EMBEDDING_MODEL=E5-Mistral-7B-Instruct
EMBEDDING_PROVIDER=OpenAI
FAISS_STORAGE_DIR=/home/lucas/.context/faiss-indexes/
MILVUS_ADDRESS=milvus:19530
VECTOR_DB_TYPE=milvus ← CORRECTLY SET2. Data Location
$ ls -lh ~/.context/faiss-indexes/hybrid_code_chunks_*/
total 1.2M
-rw-r--r-- 1 lucas lucas 1.1M dense.index ← Data in FAISS
-rw-r--r-- 1 lucas lucas 121K documents.json
-rw-r--r-- 1 lucas lucas 151 metadata.json
-rw-r--r-- 1 lucas lucas 55K sparse.json3. Milvus Collections
# Collections created but empty
hybrid_code_chunks_40d1b2d8:
Entities: 0 ← NO DATA
Indexes:
- vector: AUTOINDEX
- sparse_vector: SPARSE_INVERTED_INDEX4. Search Error
Error: Collection exists for '/var/www/html' but statistics could not be retrieved from the vector database.
Root Cause Analysis
The MCP server appears to:
- Read
VECTOR_DB_TYPE=milvusconfiguration ✅ - Create Milvus collections (with correct schema) ✅
- But then use FAISS for actual data storage ❌
- Try to read statistics from Milvus (which is empty) during search ❌
This suggests a conditional logic bug where the vector DB type check isn't being applied consistently across:
- Collection creation (uses Milvus)
- Data insertion (uses FAISS)
- Data retrieval (tries Milvus)
Additional Notes
Sparse Vector Index Issue (Solved)
When Milvus is properly used, there's a secondary issue: self-hosted Milvus 2.4.x requires manual creation of sparse vector indexes. I've created a workaround:
from pymilvus import connections, Collection, utility
connections.connect(host='milvus', port='19530')

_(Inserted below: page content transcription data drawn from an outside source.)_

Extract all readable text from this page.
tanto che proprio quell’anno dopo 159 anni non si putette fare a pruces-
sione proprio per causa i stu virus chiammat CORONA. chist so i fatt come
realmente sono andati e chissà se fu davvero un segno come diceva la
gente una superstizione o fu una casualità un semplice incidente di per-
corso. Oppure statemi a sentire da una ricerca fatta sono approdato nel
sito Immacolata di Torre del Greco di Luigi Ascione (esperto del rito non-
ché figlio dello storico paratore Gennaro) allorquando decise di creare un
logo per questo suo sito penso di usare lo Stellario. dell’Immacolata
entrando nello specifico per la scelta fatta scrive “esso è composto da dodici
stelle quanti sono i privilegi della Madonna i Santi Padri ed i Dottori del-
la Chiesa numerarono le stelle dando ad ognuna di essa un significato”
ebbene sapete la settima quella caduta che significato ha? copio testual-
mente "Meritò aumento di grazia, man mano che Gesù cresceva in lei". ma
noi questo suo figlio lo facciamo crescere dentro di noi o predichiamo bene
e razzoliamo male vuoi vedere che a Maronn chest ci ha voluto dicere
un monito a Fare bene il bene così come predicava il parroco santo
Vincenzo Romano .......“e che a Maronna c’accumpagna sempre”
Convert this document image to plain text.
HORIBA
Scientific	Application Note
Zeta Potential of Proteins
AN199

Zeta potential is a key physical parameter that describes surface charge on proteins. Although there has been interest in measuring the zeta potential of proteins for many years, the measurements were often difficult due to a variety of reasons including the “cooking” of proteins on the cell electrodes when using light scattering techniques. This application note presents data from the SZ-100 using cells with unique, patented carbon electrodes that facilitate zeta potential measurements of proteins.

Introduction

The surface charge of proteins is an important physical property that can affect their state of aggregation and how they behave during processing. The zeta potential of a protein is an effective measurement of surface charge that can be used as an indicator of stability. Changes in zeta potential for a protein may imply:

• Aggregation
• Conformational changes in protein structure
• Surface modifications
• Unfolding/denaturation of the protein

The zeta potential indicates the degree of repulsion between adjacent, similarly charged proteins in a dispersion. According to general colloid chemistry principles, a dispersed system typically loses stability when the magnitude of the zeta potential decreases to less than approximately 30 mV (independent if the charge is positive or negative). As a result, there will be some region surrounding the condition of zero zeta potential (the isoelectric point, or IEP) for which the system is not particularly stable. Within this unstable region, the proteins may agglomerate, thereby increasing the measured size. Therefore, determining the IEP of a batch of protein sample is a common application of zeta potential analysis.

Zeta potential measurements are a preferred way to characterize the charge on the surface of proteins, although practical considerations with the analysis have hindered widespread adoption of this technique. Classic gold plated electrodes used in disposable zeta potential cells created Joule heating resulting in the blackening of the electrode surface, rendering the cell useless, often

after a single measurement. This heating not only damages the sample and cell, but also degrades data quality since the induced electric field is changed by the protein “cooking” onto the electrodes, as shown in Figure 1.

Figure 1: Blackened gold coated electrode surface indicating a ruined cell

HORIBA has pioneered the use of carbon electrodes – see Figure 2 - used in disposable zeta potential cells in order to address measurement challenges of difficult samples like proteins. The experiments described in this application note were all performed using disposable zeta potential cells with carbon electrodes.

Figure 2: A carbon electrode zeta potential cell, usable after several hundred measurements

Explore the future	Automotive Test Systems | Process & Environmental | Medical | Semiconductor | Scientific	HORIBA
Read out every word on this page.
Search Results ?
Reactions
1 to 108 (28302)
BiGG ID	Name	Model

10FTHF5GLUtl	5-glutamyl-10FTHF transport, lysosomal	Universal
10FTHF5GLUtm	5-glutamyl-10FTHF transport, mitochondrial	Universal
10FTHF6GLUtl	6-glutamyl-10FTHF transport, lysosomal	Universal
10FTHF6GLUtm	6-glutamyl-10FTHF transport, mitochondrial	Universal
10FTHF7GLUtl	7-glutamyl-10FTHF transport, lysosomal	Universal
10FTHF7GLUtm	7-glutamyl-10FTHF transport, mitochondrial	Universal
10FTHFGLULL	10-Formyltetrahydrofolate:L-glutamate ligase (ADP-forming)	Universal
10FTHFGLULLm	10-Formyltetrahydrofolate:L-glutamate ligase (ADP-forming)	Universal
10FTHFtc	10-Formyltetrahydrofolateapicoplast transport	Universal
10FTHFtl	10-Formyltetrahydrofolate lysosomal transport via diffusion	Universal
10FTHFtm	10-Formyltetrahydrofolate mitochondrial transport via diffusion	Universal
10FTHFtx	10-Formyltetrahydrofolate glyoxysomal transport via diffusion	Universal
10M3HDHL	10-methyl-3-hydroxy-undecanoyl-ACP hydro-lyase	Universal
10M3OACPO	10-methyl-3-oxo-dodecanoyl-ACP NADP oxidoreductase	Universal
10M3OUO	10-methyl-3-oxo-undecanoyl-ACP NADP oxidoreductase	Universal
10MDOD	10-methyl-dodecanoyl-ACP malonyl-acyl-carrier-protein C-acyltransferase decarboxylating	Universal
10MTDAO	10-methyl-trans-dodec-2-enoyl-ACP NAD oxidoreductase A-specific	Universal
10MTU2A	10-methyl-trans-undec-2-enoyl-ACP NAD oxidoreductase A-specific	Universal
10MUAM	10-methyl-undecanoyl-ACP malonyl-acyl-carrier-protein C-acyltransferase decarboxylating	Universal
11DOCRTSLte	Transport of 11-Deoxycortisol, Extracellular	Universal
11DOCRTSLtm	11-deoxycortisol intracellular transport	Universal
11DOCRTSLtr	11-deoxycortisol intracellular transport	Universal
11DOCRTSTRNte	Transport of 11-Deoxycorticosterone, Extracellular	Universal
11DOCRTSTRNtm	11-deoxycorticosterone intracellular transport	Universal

for coll_name in utility.list_collections():
coll = Collection(coll_name)
indexes = {idx.field_name for idx in coll.indexes}
if 'sparse_vector' not in indexes:
coll.create_index(
field_name="sparse_vector",
index_params={
"metric_type": "IP",
"index_type": "SPARSE_INVERTED_INDEX",
"params": {"inverted_index_algo": "DAAT_WAND"}
},
index_name="sparse_inverted_index"
)
coll.load()This is a separate issue but worth noting for self-hosted Milvus deployments.
Workaround
For now, using VECTOR_DB_TYPE=faiss-local works perfectly:
- Indexing succeeds
- Search works
- No Milvus dependency issues
Impact
- Severity: High - Core feature (Milvus integration) doesn't work
- Workaround: Use FAISS (works fine for smaller codebases)
- User Impact: Users cannot use production-grade Milvus for large codebases
System Information
$ npm view @pleaseai/context-please-mcp version
0.5.0
$ node --version
v20.17.0
$ python3 -c "from pymilvus import __version__; print(__version__)"
2.6.5Related
- Milvus Documentation: https://milvus.io/docs/v2.4.x/sparse_vector.md
- MCP + Milvus: https://milvus.io/docs/milvus_and_mcp.md
Thank you for this excellent tool! Happy to provide more information or test fixes.